L’amour est un chien de l’enfer. La relation tumultueuse entre un exalté de l’amour et une bourgeoise raisonnable. Un film âpre et tendu. Le titre est programmatique : Jeanne Labrune filme un huis clos amoureux d’où sourd dès la première scène ferroviaire une menace palpable de violence. Samuel (Duval, boule de nerfs et d’énergie inquiète) […]
L’amour est un chien de l’enfer. La relation tumultueuse entre un exalté de l’amour et une bourgeoise raisonnable. Un film âpre et tendu.
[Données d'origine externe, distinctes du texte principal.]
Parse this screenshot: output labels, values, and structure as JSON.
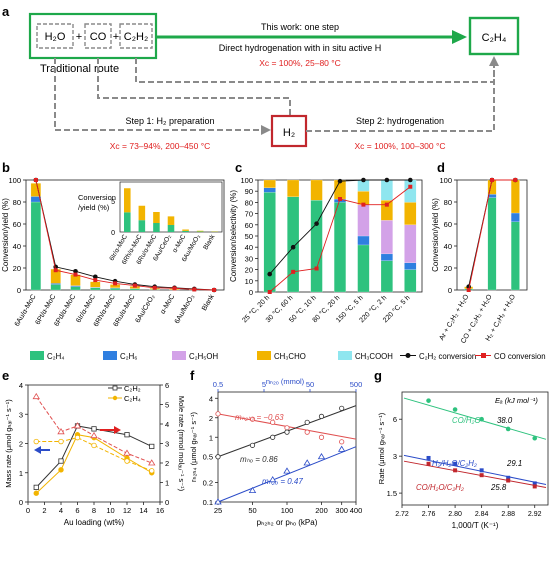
{
  "panel_labels": {
    "a": "a",
    "b": "b",
    "c": "c",
    "d": "d",
    "e": "e",
    "f": "f",
    "g": "g"
  },
  "panel_a": {
    "reactants": [
      "H₂O",
      "+",
      "CO",
      "+",
      "C₂H₂"
    ],
    "traditional_route": "Traditional route",
    "this_work_line1": "This work: one step",
    "this_work_line2": "Direct hydrogenation with in situ active H",
    "this_work_conditions": "Xᴄ = 100%, 25–80 °C",
    "product": "C₂H₄",
    "step1": "Step 1: H₂ preparation",
    "step1_conditions": "Xᴄ = 73–94%, 200–450 °C",
    "intermediate": "H₂",
    "step2": "Step 2: hydrogenation",
    "step2_conditions": "Xᴄ = 100%, 100–300 °C"
  },
  "chart_data": [
    {
      "panel": "b",
      "type": "bar",
      "ylabel": "Conversion/yield (%)",
      "ylim": [
        0,
        100
      ],
      "yticks": [
        "0",
        "20",
        "40",
        "60",
        "80",
        "100"
      ],
      "categories": [
        "6Au/α-MoC",
        "6Pt/α-MoC",
        "6Pd/α-MoC",
        "6Ir/α-MoC",
        "6Rh/α-MoC",
        "6Ru/α-MoC",
        "6Au/CeO₂",
        "α-MoC",
        "6Au/MoO₃",
        "Blank"
      ],
      "series": [
        {
          "name": "C₂H₄",
          "values": [
            80,
            5,
            3,
            2,
            1.5,
            1,
            0.5,
            0.3,
            0.2,
            0
          ]
        },
        {
          "name": "C₂H₆",
          "values": [
            5,
            1,
            1,
            0.5,
            0.5,
            0.3,
            0,
            0,
            0,
            0
          ]
        },
        {
          "name": "CH₃CHO",
          "values": [
            12,
            13,
            10,
            5,
            3,
            2,
            1,
            1,
            0.5,
            0
          ]
        }
      ],
      "lines": [
        {
          "name": "C₂H₂ conversion",
          "values": [
            100,
            21,
            17,
            12,
            8,
            5,
            3,
            2,
            1,
            0
          ]
        },
        {
          "name": "CO conversion",
          "values": [
            100,
            18,
            14,
            9,
            6,
            4,
            2,
            1.5,
            0.5,
            0
          ]
        }
      ],
      "inset": {
        "ylabel": "Conversion /yield (%)",
        "ylim": [
          0,
          8
        ],
        "yticks": [
          "0",
          "5"
        ],
        "categories": [
          "6Ir/α-MoC",
          "6Rh/α-MoC",
          "6Ru/α-MoC",
          "6Au/CeO₂",
          "α-MoC",
          "6Au/MoO₃",
          "Blank"
        ],
        "values": [
          7.0,
          4.2,
          3.2,
          2.5,
          0.4,
          0.2,
          0.1
        ]
      }
    },
    {
      "panel": "c",
      "type": "bar",
      "ylabel": "Conversion/selectivity (%)",
      "ylim": [
        0,
        100
      ],
      "yticks": [
        "0",
        "10",
        "20",
        "30",
        "40",
        "50",
        "60",
        "70",
        "80",
        "90",
        "100"
      ],
      "categories": [
        "25 °C, 20 h",
        "30 °C, 60 h",
        "50 °C, 10 h",
        "80 °C, 20 h",
        "150 °C, 5 h",
        "220 °C, 2 h",
        "220 °C, 5 h"
      ],
      "series": [
        {
          "name": "C₂H₄",
          "values": [
            89,
            85,
            82,
            80,
            42,
            28,
            20
          ]
        },
        {
          "name": "C₂H₆",
          "values": [
            4,
            0,
            0,
            3,
            8,
            6,
            6
          ]
        },
        {
          "name": "C₂H₅OH",
          "values": [
            0,
            0,
            0,
            0,
            28,
            30,
            34
          ]
        },
        {
          "name": "CH₃CHO",
          "values": [
            7,
            15,
            18,
            17,
            12,
            18,
            20
          ]
        },
        {
          "name": "CH₃COOH",
          "values": [
            0,
            0,
            0,
            0,
            10,
            18,
            20
          ]
        }
      ],
      "lines": [
        {
          "name": "C₂H₂ conversion",
          "values": [
            16,
            40,
            61,
            99,
            100,
            100,
            100
          ]
        },
        {
          "name": "CO conversion",
          "values": [
            0,
            18,
            21,
            83,
            78,
            78,
            94
          ]
        }
      ]
    },
    {
      "panel": "d",
      "type": "bar",
      "ylabel": "Conversion/yield (%)",
      "ylim": [
        0,
        100
      ],
      "yticks": [
        "0",
        "20",
        "40",
        "60",
        "80",
        "100"
      ],
      "categories": [
        "Ar + C₂H₂ + H₂O",
        "CO + C₂H₂ + H₂O",
        "H₂ + C₂H₂ + H₂O"
      ],
      "series": [
        {
          "name": "C₂H₄",
          "values": [
            1,
            84,
            62
          ]
        },
        {
          "name": "C₂H₆",
          "values": [
            0,
            3,
            8
          ]
        },
        {
          "name": "CH₃CHO",
          "values": [
            2,
            13,
            30
          ]
        }
      ],
      "lines": [
        {
          "name": "C₂H₂ conversion",
          "values": [
            3,
            100,
            100
          ]
        },
        {
          "name": "CO conversion",
          "values": [
            0,
            100,
            100
          ]
        }
      ]
    },
    {
      "panel": "e",
      "type": "line",
      "xlabel": "Au loading (wt%)",
      "ylabel": "Mass rate (μmol gₕₐₗ⁻¹ s⁻¹)",
      "ylabel_right": "Mole rate (mmol molₐᵤ⁻¹ s⁻¹)",
      "xlim": [
        0,
        16
      ],
      "ylim": [
        0,
        4
      ],
      "ylim_right": [
        0,
        6
      ],
      "xticks": [
        "0",
        "2",
        "4",
        "6",
        "8",
        "10",
        "12",
        "14",
        "16"
      ],
      "yticks": [
        "0",
        "1",
        "2",
        "3",
        "4"
      ],
      "yticks_right": [
        "0",
        "1",
        "2",
        "3",
        "4",
        "5",
        "6"
      ],
      "x": [
        1,
        4,
        6,
        8,
        12,
        15
      ],
      "series": [
        {
          "name": "C₂H₂",
          "axis": "left",
          "values": [
            0.5,
            1.4,
            2.6,
            2.5,
            2.3,
            1.9
          ]
        },
        {
          "name": "C₂H₄",
          "axis": "left",
          "values": [
            0.3,
            1.1,
            2.3,
            2.2,
            1.5,
            1.0
          ]
        },
        {
          "name": "C₂H₂ mole",
          "axis": "right",
          "values": [
            5.4,
            3.6,
            3.9,
            3.4,
            2.5,
            2.0
          ]
        },
        {
          "name": "C₂H₄ mole",
          "axis": "right",
          "values": [
            3.1,
            3.1,
            3.3,
            2.9,
            2.1,
            1.6
          ]
        }
      ]
    },
    {
      "panel": "f",
      "type": "scatter",
      "xlabel": "pₕ₂ₕ₂ or pₕₒ (kPa)",
      "xlabel_top": "nₕ₂ₒ (mmol)",
      "ylabel": "rₕ₂ₕ₄ (μmol gₕₐₗ⁻¹ s⁻¹)",
      "xticks": [
        "25",
        "50",
        "100",
        "200",
        "300",
        "400"
      ],
      "xticks_top": [
        "0.5",
        "5",
        "50",
        "500"
      ],
      "yticks": [
        "0.1",
        "0.2",
        "0.5",
        "1",
        "2",
        "4"
      ],
      "xlim": [
        25,
        400
      ],
      "ylim": [
        0.1,
        5
      ],
      "series": [
        {
          "name": "mₕ₂ₕ₂",
          "label": "mₕ₂ₕ₂ = −0.63",
          "x": [
            25,
            50,
            75,
            100,
            150,
            200,
            300
          ],
          "y": [
            2.3,
            1.9,
            1.7,
            1.4,
            1.2,
            1.0,
            0.85
          ]
        },
        {
          "name": "mₕₒ",
          "label": "mₕₒ = 0.86",
          "x": [
            25,
            50,
            75,
            100,
            150,
            200,
            300
          ],
          "y": [
            0.5,
            0.75,
            1.0,
            1.2,
            1.7,
            2.1,
            2.8
          ]
        },
        {
          "name": "mₕ₂ₒ",
          "label": "mₕ₂ₒ = 0.47",
          "x": [
            25,
            50,
            75,
            100,
            150,
            200,
            300
          ],
          "y": [
            0.1,
            0.15,
            0.22,
            0.3,
            0.4,
            0.5,
            0.65
          ]
        }
      ]
    },
    {
      "panel": "g",
      "type": "scatter",
      "xlabel": "1,000/T (K⁻¹)",
      "ylabel": "Rate (μmol gₕₐₗ⁻¹ s⁻¹)",
      "ea_label": "Eₐ (kJ mol⁻¹)",
      "xlim": [
        2.72,
        2.94
      ],
      "xticks": [
        "2.72",
        "2.76",
        "2.80",
        "2.84",
        "2.88",
        "2.92"
      ],
      "yticks": [
        "1.5",
        "3",
        "6"
      ],
      "series": [
        {
          "name": "CO/H₂O",
          "ea": "38.0",
          "x": [
            2.76,
            2.8,
            2.84,
            2.88,
            2.92
          ],
          "y": [
            8.5,
            7.2,
            6.0,
            5.0,
            4.2
          ]
        },
        {
          "name": "H₂/H₂O/C₂H₂",
          "ea": "29.1",
          "x": [
            2.76,
            2.8,
            2.84,
            2.88,
            2.92
          ],
          "y": [
            2.9,
            2.6,
            2.3,
            2.0,
            1.8
          ]
        },
        {
          "name": "CO/H₂O/C₂H₂",
          "ea": "25.8",
          "x": [
            2.76,
            2.8,
            2.84,
            2.88,
            2.92
          ],
          "y": [
            2.6,
            2.3,
            2.1,
            1.9,
            1.7
          ]
        }
      ]
    }
  ],
  "legend": [
    {
      "name": "C₂H₄",
      "type": "box",
      "color": "#2ec27e"
    },
    {
      "name": "C₂H₆",
      "type": "box",
      "color": "#2f7fe0"
    },
    {
      "name": "C₂H₅OH",
      "type": "box",
      "color": "#d3a2e8"
    },
    {
      "name": "CH₃CHO",
      "type": "box",
      "color": "#f2b400"
    },
    {
      "name": "CH₃COOH",
      "type": "box",
      "color": "#8fe6ef"
    },
    {
      "name": "C₂H₂ conversion",
      "type": "line",
      "color": "#111111"
    },
    {
      "name": "CO conversion",
      "type": "line",
      "color": "#e02020"
    }
  ],
  "colors": {
    "C2H4": "#2ec27e",
    "C2H6": "#2f7fe0",
    "C2H5OH": "#d3a2e8",
    "CH3CHO": "#f2b400",
    "CH3COOH": "#8fe6ef",
    "black": "#111111",
    "red": "#e02020",
    "green_box": "#1ea84a",
    "red_box": "#c1272d",
    "gray": "#8a8a8a",
    "blue": "#2b4cc8"
  }
}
Le titre est programmatique : Jeanne Labrune filme un huis clos amoureux d’où sourd dès la première scène ferroviaire une menace palpable de violence. Samuel (Duval, boule de nerfs et d’énergie inquiète) remarque Muriel (Baye, assez impressionnante hors quelques tics çà et là), allongée sur une banquette du train, n’offrant que son dos aux voyageurs. « Une position de tueuse », pense Samuel, pressentant le danger, mais plongeant pourtant droit dedans. Ils deviennent vite amants. Elle le laisse pénétrer dans son appartement bourgeois de romancière et scénariste à la mode. Se prête avec entrain à ses assauts sexuels que Jeanne Labrune filme avec une crudité qui n’exclut pas le mystère. Très vite, Samuel se montre excessif, envahissant, inquiétant. Muriel ne se démonte pas : elle maîtrise même chacune de ses crises avec un calme hors du commun. Si l’amour absolu et irrationnel de cet homme lui plaît, elle ne se laisse pas pour autant déborder. Le spectateur est un peu plus malmené. Comme dans un voyage sur une mer déchaînée, à chaque vague déstabilisante succède une courte accalmie qui ne suffit pas à rassurer sur l’issue de la traversée.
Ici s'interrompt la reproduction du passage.